We now have a good understanding of how to create great videos with great audio and have begun to learn how to edit them. With the basics, we can now explore the different ways we can use these skills to create different types of videos for teaching and learning. While there are many different types of videos they types we will use most frequently fall into three categories – a VLOG (Video Log), a video lecture and eLearning.
Vlog (Video Log)
You may be familiar with the Vlog style of video from YouTube. The Vlog is a common approach to share an opinion or information. The Vlog is typically a short video that uses a conversational tone to connect with the viewer. They can be serious or humourus, even sarcastic! The tone usually fits the subject and the presenter. The video is typically short, unscripted, personal and shares a POV. The video is typically created by talking to the camera and avoids extras like additional graphics, photos – although sometimes they can help. Here is an example of a Vlog (about how to Vlog!):
Vlogs in teaching
Vlogs can be a great addition to course content. They are a great way for virtual learners to get to know the instructor. They can help build an online community and create engagement. A Vlog can also be used as a quick update about the course, content, etc. Getting asked the same question over email? Do a quick Vlog to answer the question and save time having to respond individually. You could use Vlogs to start discussion, explain activities, assessments – there are so many ways to make learning more engaging by using video!
Likely the most typical use of video in teaching, the video lecture can be a very effective form of sharing content online. A video lecture is similar to a Vlog, but scripted with the intent to inform the learners. The video lecture can include video of the subject matter expert simply recording themselves speaking. It may include other learning aids like PowerPoint presentations. While maybe a little more “edutainment”, a very polished example of a video lecture would be a Ted Talk. Here is a very popular Ted Talk:
Video lecture in teaching
The most typical (and obvious) use for a video lecture is to convey content for learning. There are a number of ways and products that will allow instructors to create a video lecture. At McMaster we have tools like Echo360, WebEx, Microsoft Teams, MacVideo and Camtasia. There are many other tools that can also be used. Regardless of what tool you choose, using the principles we discussed to create great video and audio will help immensely to maintain learner attention and engagement.

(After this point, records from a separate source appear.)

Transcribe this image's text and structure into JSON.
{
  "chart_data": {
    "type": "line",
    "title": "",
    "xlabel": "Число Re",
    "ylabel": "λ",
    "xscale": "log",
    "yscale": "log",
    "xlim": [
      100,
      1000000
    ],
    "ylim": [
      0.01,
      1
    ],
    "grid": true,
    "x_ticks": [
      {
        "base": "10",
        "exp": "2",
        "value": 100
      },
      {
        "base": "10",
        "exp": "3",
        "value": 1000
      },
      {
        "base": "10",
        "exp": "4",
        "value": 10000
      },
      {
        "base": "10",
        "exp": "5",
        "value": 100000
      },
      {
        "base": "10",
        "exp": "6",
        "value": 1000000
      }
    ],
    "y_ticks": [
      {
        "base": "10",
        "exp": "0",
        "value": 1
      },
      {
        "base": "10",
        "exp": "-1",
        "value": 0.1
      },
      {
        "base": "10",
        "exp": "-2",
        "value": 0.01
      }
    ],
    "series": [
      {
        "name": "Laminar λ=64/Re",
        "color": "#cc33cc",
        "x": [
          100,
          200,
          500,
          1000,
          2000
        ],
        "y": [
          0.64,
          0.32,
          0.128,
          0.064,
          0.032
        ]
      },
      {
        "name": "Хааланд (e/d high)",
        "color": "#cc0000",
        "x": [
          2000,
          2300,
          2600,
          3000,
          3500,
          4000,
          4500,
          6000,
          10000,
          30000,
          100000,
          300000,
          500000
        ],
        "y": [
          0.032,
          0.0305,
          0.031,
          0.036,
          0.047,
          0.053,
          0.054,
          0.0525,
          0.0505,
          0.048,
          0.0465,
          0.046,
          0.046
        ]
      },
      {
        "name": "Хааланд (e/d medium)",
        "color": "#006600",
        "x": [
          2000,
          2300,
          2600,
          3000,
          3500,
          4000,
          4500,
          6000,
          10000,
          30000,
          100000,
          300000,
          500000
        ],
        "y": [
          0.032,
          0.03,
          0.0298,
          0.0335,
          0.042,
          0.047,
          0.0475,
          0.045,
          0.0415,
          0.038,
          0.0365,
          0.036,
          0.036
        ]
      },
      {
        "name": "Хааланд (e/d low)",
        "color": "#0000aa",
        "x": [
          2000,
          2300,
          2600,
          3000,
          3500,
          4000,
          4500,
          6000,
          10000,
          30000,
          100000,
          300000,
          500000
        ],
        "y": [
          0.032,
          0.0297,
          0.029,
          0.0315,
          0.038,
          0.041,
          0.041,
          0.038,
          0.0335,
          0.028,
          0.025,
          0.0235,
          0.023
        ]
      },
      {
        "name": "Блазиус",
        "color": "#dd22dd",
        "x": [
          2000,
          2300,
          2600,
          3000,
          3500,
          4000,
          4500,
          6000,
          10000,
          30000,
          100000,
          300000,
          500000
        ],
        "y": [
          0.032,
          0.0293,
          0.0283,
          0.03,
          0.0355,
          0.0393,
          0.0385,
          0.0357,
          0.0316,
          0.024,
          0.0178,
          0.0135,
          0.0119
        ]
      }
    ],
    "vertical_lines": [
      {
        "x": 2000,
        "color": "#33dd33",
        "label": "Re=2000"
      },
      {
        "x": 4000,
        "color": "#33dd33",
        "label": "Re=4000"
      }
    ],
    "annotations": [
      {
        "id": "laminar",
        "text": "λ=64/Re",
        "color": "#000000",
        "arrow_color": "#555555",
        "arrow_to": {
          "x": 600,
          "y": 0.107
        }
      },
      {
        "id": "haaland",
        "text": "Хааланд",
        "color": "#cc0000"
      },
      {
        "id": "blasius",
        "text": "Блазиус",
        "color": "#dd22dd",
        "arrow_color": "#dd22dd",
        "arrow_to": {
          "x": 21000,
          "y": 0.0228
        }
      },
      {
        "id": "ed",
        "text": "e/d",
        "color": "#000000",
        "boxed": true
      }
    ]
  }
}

eLearning is also a very broad term that encapsulates a variety of approaches to learning online. For our context we are using eLearning as a term to describe a robust video that utilizes a variety of engagement techniques to convey content in an exciting way. A simpler way to describe this could be a “fancy” video lecture.
eLearning in teaching
eLearning builds on the video lecture and may include additional ways to visualize content including PowerPoint presentations, whiteboard/lightboard demonstrations and supplementary images and graphics. eLearning can also include interactive components like in-video quizzes. While more time-intensive to create, eLearning can be a very effective way to share course content in a new, intriguing way. Here is an example of an eLearning video:
Pro Tip: The best practice for any video length is to keep it short – less than 10 minutes. If you have content that requires more time, “chunk” it into multiple segments.
Pro Tip #2: Plan your videos. Take the time at the start to understand what you want say, share and how you will do this. It will save you a lot of time later in the process.
Video in Teaching
While video can be a great tool to increase learner engagement and pique interest, it is not the only way. Video is great for sharing information quickly, storytelling and demonstrating concepts or techniques. However, sometimes you can convey the same information in text or another medium. There are many tools at your disposal. Choose the ones that will work for you and improve the learning experience – and have fun!
In a few short lessons you have learned the crucial elements required to create great audio and video, how to edit them and the different ways you can utilize video in teaching.